Roses have been cultivated since the early ancient Chinese, and are still found in gardens all over the world today. Roses are not the picky, reluctant plants some people think they are. Give roses lots of food, consistent water and ample sunshine and you'll be rewarded with hundreds of flowers. In Phoenix, roses have one more request, and that is for afternoon shade from the blistering summer sun.
Locate the rose bed in an area that gets eight hours of sunshine. Afternoon shade in the summer is ideal. Plant roses any time except late May through late August, as Phoenix summers are too hot for roses to establish new roots. Plant bare root roses November through January.

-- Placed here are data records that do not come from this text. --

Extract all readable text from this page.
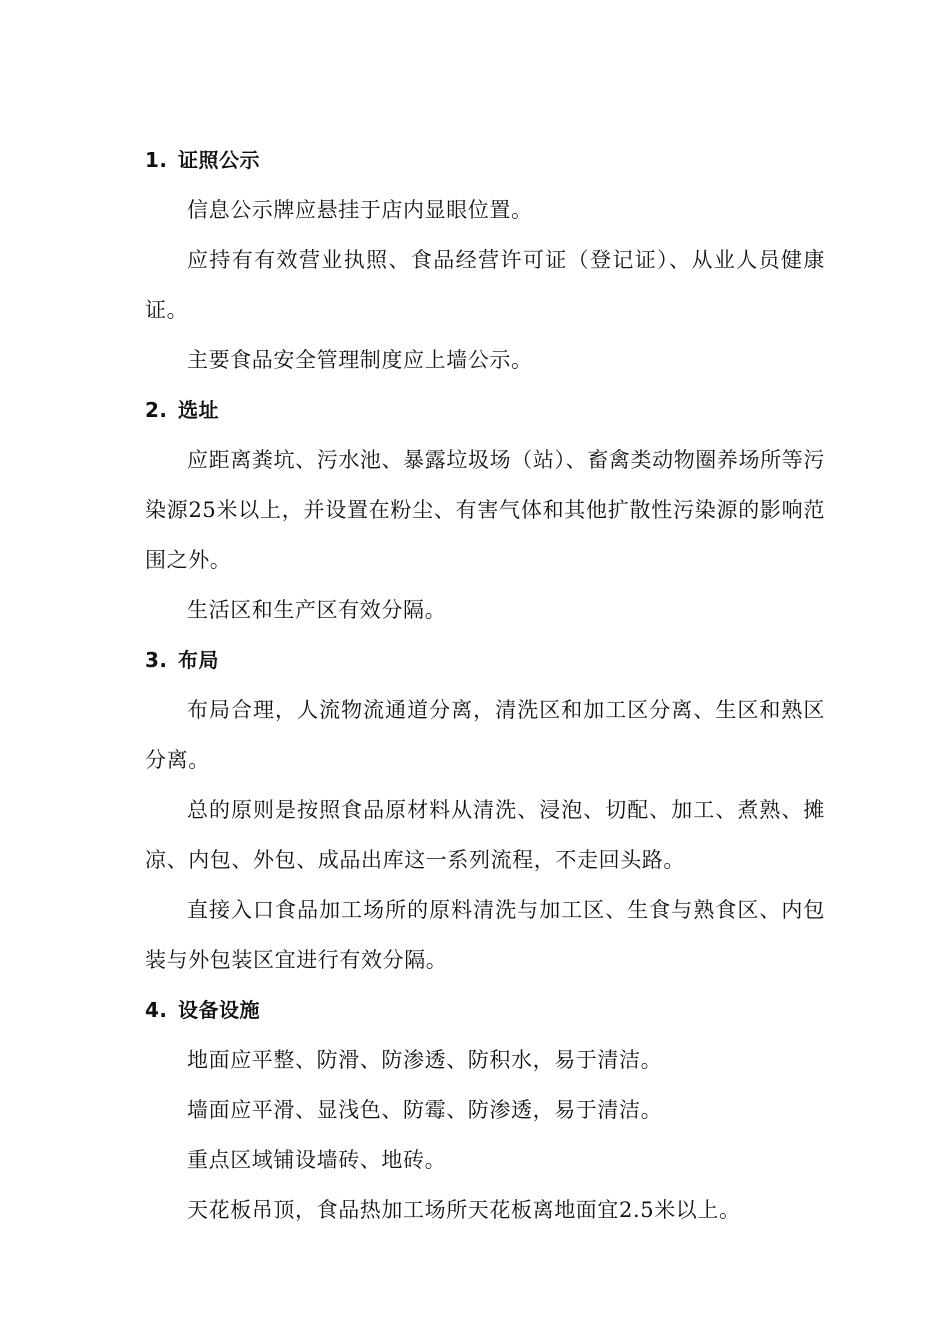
1. 证照公示
信息公示牌应悬挂于店内显眼位置。
应持有有效营业执照、食品经营许可证（登记证）、从业人员健康证。
主要食品安全管理制度应上墙公示。
2. 选址
应距离粪坑、污水池、暴露垃圾场（站）、畜禽类动物圈养场所等污染源25米以上，并设置在粉尘、有害气体和其他扩散性污染源的影响范围之外。
生活区和生产区有效分隔。
3. 布局
布局合理，人流物流通道分离，清洗区和加工区分离、生区和熟区分离。
总的原则是按照食品原材料从清洗、浸泡、切配、加工、煮熟、摊凉、内包、外包、成品出库这一系列流程，不走回头路。
直接入口食品加工场所的原料清洗与加工区、生食与熟食区、内包装与外包装区宜进行有效分隔。
4. 设备设施
地面应平整、防滑、防渗透、防积水，易于清洁。
墙面应平滑、显浅色、防霉、防渗透，易于清洁。
重点区域铺设墙砖、地砖。
天花板吊顶，食品热加工场所天花板离地面宜2.5米以上。
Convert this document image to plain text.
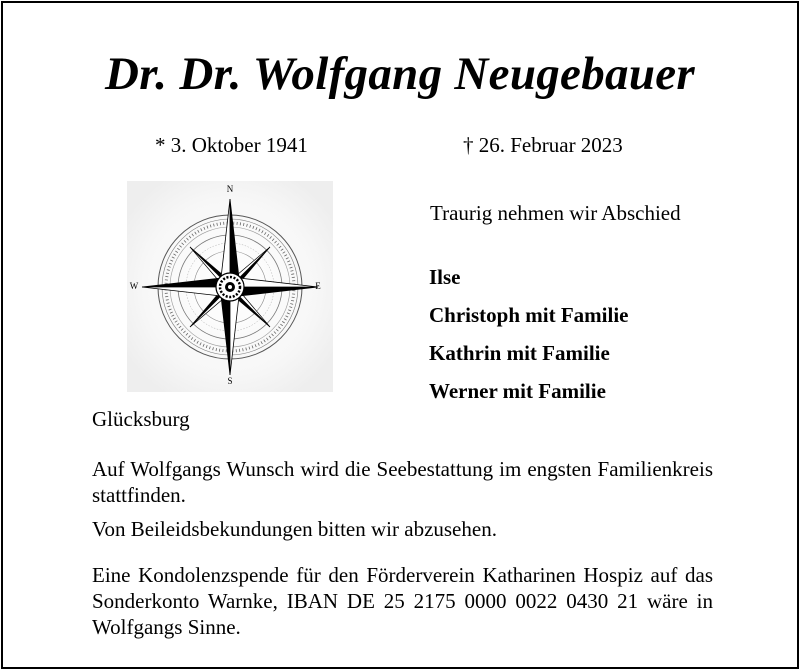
Dr. Dr. Wolfgang Neugebauer
* 3. Oktober 1941	† 26. Februar 2023
N
E
S
W
Traurig nehmen wir Abschied
Ilse
Christoph mit Familie
Kathrin mit Familie
Werner mit Familie
Glücksburg

Auf Wolfgangs Wunsch wird die Seebestattung im engsten Familienkreis stattfinden.

Von Beileidsbekundungen bitten wir abzusehen.

Eine Kondolenzspende für den Förderverein Katharinen Hospiz auf das Sonderkonto Warnke, IBAN DE 25 2175 0000 0022 0430 21 wäre in Wolfgangs Sinne.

Dig a hole 2-feet deep and wide. Mix the removed soil with a half bucket of gypsum, four buckets of compost and two buckets of potting soil. Add slow release fertilizer per package directions and mix thoroughly. The gypsum counteracts the Phoenix soil's alkalinity, the compost adds organic material and the potting soil lightens the soil.
Fill the hole with water and let it drain.
Remove the rose from its container. If it's difficult to remove, check the bottom to see if any roots are protruding from the drainage holes. If so, cut them off. Place the container on its side and gently push down. Roll the container and push again. The rose should be much easier to remove now.
Refill the hole to the size of the container the rose is currently growing in, plant the rose inside the hole and water it. The soil should be at the same level on the rose trunk in your garden as it was in the container.
Water the rose once a week during the winter and every three or four days during the summer. Don't depend on summer rains. In Phoenix, storms will drop a half-inch to an inch of rain in a heavy downpour that has a tendency to run off rather than soak in. Deep water your roses in the summer once a month to get rid of accumulated salts.
Fertilize every month by scratching a complete rose food into the soil. That's more often than package directions, but the additional watering in the summer means the rose food doesn't last as long.
Prune the roses in December, if desired. Remove dead canes, crisscrossing branches and even up the plant. Pruning isn't required in Phoenix. If you cut the rose flowers with 18 to 24 inches of stem, you're giving the plant a light pruning every time you cut flowers. That's all it really needs.
Remove aphids in early spring by washing them off with a stream of water from the hose. Keep an eye out for powdery mildew. The plant will look like it has white dust on it. Use a fungicide made for the purpose. Roses in Phoenix are somewhat prone to mildew because of the warm days and cooler nights during fall and spring.